Understanding the robustness of vision-language models to medical image artefacts

Zijie Cheng, Ariel Yuhan Ong, Siegfried K. Wagner, David Adrian Merle, Lie Ju, Hanyuan Zhang, Ruinian Chen, Linze Pang, Boxuan Li, Tiantian He, Emma Anran Ran, Hongyang Jiang, Gabriel Dawei Yang, Ke Zou, Jocelyn Hui Lin Goh, Sahana Srinivasan, André Altmann, Daniel C. Alexander, Carol Y. Cheung, Yih Chung Tham et al. (2 additional authors not shown)

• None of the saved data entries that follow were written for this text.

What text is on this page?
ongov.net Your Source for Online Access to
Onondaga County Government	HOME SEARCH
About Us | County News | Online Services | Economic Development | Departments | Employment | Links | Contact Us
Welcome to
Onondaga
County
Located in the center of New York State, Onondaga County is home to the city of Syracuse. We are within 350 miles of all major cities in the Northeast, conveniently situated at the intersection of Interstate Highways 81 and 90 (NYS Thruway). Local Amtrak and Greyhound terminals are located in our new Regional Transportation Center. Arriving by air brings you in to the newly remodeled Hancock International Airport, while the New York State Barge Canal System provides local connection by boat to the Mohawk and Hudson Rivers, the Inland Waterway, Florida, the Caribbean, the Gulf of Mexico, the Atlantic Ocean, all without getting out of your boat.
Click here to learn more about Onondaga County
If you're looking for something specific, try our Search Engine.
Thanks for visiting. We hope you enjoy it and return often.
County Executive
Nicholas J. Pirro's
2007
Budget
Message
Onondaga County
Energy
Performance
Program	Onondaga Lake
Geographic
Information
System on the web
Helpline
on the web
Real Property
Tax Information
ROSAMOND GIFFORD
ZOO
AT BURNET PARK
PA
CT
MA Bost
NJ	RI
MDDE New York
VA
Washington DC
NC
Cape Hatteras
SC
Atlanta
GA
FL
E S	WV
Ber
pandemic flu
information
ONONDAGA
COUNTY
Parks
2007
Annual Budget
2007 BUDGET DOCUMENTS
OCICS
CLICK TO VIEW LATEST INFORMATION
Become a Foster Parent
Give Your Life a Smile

Published: 2025, Last Modified: 02 Mar 2026npj Digit. Medicine 2025EveryoneRevisionsBibTeXCC BY-SA 4.0
Abstract: Vision-language models (VLMs) show promise for answering clinically relevant questions, but their robustness to medical image artefacts remains unclear. We evaluated VLMs’ robustness through their performance on images with and without weak artefacts across five artefact categories, as well as their ability to detect images with strong artefacts. We built evaluation benchmarks using brain MRI scans, Chest X-ray, and retinal images, involving four real-world medical datasets. VLMs achieved moderate accuracy on original unaltered images (0.645, 0.602 and 0.604 for MRI, OCT, and X-ray applications, respectively). Accuracy declined with weak artefacts (−3.34%, −9.06% and −10.46%), while strong artefacts were detected at low rates (0.194, 0.128 and 0.115). Our findings indicated that VLMs are not yet capable of performing tasks on medical images with artefacts, underscoring the need to establish uniform benchmark thoroughly examining model robustness to image artefacts, and explicitly incorporate artefact-aware method design and robustness tests into VLM development.